Gabby Pahinui
Hawaiian musician a
By Burl Burlingame
slack-key master
Star-Bulletin''THE thing about Gabby Pahinui," says DeSoto Brown, a Hawaiian cultural-history expert whose brother worked with Pahinui, "was not only that he was an outstanding musician and entertainer, and a central figure -- maybe THE central figure -- of the Hawaiian Renaissance in the '70s, but that he was an inspiration to others. Thousands of Hawaiian kids learned that they were worthy as a people because of Gabby's example."
Born Charles Kapono Kahahawaii Jr., and hanai'd into the Pahinui family, Pahinui was 59 when he died on a golf course in 1980. He worked for the City and County road and refuse crews most of his life. His real passion, though, was music, and Pahinui was one of the great natural musicians of Hawaii, the sort of pure channel that drew international stars like Ry Cooder to learn at his knee.
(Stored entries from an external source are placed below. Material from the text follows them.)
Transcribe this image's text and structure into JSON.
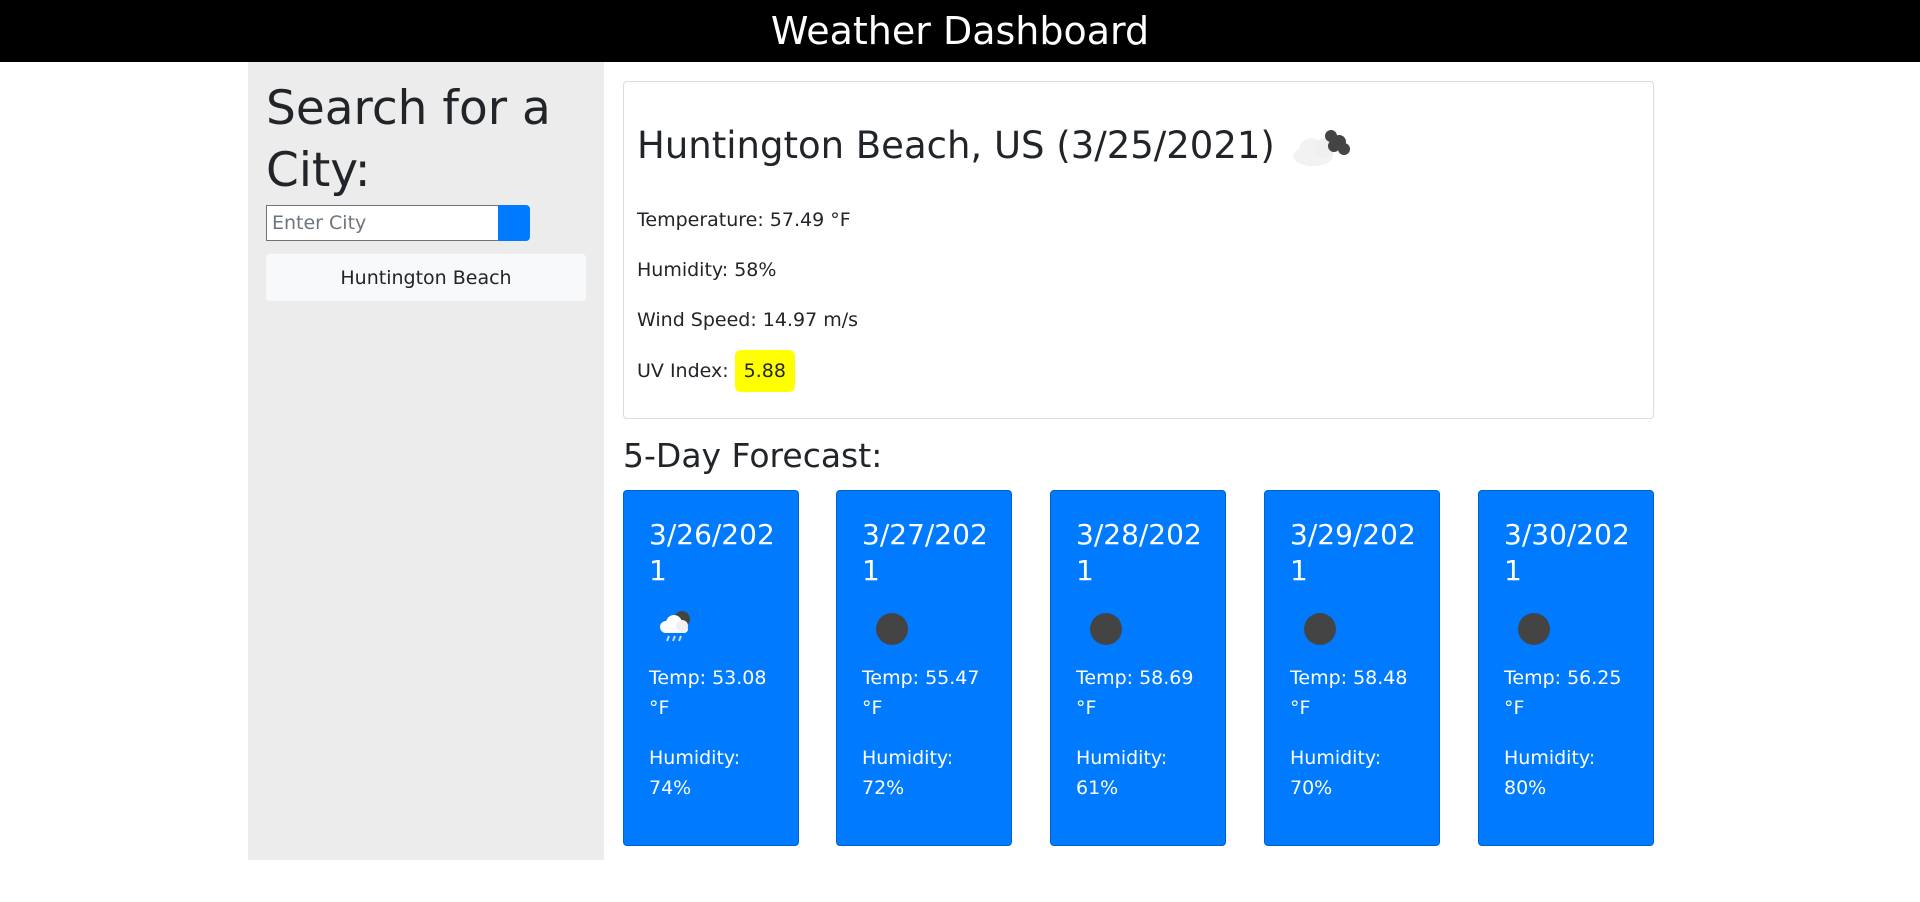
{
  "header": {
    "title": "Weather Dashboard"
  },
  "sidebar": {
    "heading": "Search for a City:",
    "search": {
      "placeholder": "Enter City",
      "value": ""
    },
    "history": [
      {
        "label": "Huntington Beach"
      }
    ]
  },
  "current": {
    "title": "Huntington Beach, US (3/25/2021)",
    "icon": "cloud-icon",
    "temperature": "Temperature: 57.49 °F",
    "humidity": "Humidity: 58%",
    "wind": "Wind Speed: 14.97 m/s",
    "uv_label": "UV Index:",
    "uv_value": "5.88",
    "uv_color": "#ffff00"
  },
  "forecast": {
    "title": "5-Day Forecast:",
    "accent": "#007bff",
    "days": [
      {
        "date": "3/26/2021",
        "icon": "rain-cloud-icon",
        "temp": "Temp: 53.08 °F",
        "humidity": "Humidity: 74%"
      },
      {
        "date": "3/27/2021",
        "icon": "moon-icon",
        "temp": "Temp: 55.47 °F",
        "humidity": "Humidity: 72%"
      },
      {
        "date": "3/28/2021",
        "icon": "moon-icon",
        "temp": "Temp: 58.69 °F",
        "humidity": "Humidity: 61%"
      },
      {
        "date": "3/29/2021",
        "icon": "moon-icon",
        "temp": "Temp: 58.48 °F",
        "humidity": "Humidity: 70%"
      },
      {
        "date": "3/30/2021",
        "icon": "moon-icon",
        "temp": "Temp: 56.25 °F",
        "humidity": "Humidity: 80%"
      }
    ]
  }
}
Pahinui taught himself bass fiddle at age 10. Although he claimed to not understand written music, the charts he prepared for recordings were widely praised for their inventive, jazzy phrasing.
Pahinui's rich baritone trembled with bottomless emotion when he sang, and he could slide into a feathery falsetto that cut deeply into people's soul.
But he was best known as the guardian of kiho'alu, or slack-key music, the purely Hawaiian method of finger-hammering drone-tuned strings and simultaneously playing a melody with other fingers.
While the method of playing would have survived without him, it's doubtful that it would have become the dominant musical form of Hawaii today.
Called "Pops" by his friends, Pahinui was a sly, cheerful fellow who had the knack of eliciting instant empathy. His long battle with alcohol made him seem more like a regular fellow, although he was anything but.
Gabby Pahinui may have been this century's most naturally talented instrumentalist, the sort of working-class hero who turns life into art, and vice versa.